Die Adler Mannheim, mit denen Seider 2019 deutscher Meister geworden war, schrieben am Morgen nach der Preisverleihung auf Instagram: „Unfassbar geil! Herzlichen Glückwunsch zu dieser unfassbaren Auszeichnung!“ Und auch Adler-Sportmanager Jan-Axel Alavaara, der ihn in der Saison 2018/2019 zusammen mit dem damaligen Trainerteam Pavel Gross/Mike Pellegrims fest bei den Profis eingebaut hatte, meinte: „Die Auszeichnung war keine Überraschung. Für mich gab es nur einen Rookie des Jahres - und das ist Moritz Seider.“
Dieser will nun erst einmal ein bisschen abschalten. „Ich werde definitiv etwas Zeit haben, um zu reflektieren. Das werde ich wahrscheinlich zu Hause bei meinen Eltern. Im Moment geht wirklich alles sehr schnell.“ Doch danach will er dabei helfen, die Detroit Red Wings wieder zu alter Stärke zu führen.

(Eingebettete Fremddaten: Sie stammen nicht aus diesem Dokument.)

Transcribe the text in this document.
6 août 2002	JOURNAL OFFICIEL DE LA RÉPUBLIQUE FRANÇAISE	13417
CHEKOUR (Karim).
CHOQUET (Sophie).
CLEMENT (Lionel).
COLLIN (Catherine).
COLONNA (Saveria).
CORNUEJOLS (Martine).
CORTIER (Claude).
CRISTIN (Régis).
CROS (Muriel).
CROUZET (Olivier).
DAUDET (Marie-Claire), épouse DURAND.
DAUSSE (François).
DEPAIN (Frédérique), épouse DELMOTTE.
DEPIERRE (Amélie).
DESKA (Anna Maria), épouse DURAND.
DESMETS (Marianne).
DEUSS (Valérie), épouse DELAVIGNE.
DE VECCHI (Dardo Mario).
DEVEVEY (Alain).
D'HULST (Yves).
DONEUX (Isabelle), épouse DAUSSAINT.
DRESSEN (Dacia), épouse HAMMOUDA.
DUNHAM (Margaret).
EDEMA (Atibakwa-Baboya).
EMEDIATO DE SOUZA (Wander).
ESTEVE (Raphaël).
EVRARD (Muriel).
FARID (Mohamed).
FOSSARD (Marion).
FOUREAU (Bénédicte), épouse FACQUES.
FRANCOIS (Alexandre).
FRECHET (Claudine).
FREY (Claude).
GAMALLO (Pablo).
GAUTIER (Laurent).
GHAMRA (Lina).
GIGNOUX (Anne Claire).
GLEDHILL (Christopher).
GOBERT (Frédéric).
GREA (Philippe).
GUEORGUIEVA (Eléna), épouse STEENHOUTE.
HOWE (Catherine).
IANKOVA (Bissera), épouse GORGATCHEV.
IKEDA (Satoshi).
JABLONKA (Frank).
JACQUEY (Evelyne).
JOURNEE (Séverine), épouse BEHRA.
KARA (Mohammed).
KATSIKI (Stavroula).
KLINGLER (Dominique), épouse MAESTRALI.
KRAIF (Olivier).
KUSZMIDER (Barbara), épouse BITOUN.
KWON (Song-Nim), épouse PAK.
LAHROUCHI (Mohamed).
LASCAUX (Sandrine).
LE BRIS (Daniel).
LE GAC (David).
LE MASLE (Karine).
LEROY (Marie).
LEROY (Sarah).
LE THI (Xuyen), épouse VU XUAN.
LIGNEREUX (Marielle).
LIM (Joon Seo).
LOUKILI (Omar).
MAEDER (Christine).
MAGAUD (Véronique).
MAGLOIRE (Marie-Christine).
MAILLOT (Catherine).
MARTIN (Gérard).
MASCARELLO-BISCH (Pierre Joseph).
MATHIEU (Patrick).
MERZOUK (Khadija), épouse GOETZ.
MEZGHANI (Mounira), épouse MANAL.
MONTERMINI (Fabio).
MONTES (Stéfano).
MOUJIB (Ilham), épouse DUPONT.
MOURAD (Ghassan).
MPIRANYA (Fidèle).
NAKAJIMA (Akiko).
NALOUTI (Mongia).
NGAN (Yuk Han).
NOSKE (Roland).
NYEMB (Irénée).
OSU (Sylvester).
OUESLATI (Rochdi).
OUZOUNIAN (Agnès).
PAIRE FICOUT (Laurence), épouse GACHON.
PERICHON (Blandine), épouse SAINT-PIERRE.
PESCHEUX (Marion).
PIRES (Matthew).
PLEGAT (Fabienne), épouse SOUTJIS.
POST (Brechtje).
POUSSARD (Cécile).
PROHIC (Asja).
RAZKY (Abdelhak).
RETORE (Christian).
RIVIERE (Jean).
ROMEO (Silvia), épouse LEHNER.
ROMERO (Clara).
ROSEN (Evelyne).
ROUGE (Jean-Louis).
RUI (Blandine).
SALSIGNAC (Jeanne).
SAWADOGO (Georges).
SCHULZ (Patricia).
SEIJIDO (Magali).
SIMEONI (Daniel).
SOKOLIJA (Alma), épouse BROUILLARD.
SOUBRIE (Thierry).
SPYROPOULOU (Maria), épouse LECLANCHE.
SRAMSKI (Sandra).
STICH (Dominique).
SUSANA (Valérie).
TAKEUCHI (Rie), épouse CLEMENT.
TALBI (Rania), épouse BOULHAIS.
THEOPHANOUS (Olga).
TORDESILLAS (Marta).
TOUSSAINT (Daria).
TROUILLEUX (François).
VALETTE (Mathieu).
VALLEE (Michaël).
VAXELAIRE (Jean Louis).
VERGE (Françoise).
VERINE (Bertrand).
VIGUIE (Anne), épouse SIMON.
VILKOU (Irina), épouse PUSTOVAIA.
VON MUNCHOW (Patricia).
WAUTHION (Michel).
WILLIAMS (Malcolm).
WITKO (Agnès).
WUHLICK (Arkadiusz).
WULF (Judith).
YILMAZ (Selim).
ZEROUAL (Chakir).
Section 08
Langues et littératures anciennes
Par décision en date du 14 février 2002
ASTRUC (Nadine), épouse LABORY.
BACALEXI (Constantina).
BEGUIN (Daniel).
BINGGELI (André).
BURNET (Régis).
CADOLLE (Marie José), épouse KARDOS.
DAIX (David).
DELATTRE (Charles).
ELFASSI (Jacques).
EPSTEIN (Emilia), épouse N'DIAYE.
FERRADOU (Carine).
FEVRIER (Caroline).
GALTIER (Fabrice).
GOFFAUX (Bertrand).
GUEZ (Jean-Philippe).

Detroit lag vergangene Saison 26 Punkte hinter einem Play-off-Platz und verpasste somit bereits zum sechsten Mal in Folge die Endrunde. „Wir haben eine sehr glänzende Zukunft vor uns“, meinte er und ergänzte: „Viele Leute zweifeln an uns, das motiviert uns.“
Fokussiert auf dem Eis und sympathisch abseits davon - so präsentierte sich Seider auch bei der Preisverleihung in Tampa. Mit einem kleinen Scherz über seine abwesenden Eltern, „die gerade erst aus Kroatien zurückgekommen sind und dachten, es sei wichtiger, Urlaub zu machen“, hatte Seider die Sympathien auf seiner Seite. (mit dpa)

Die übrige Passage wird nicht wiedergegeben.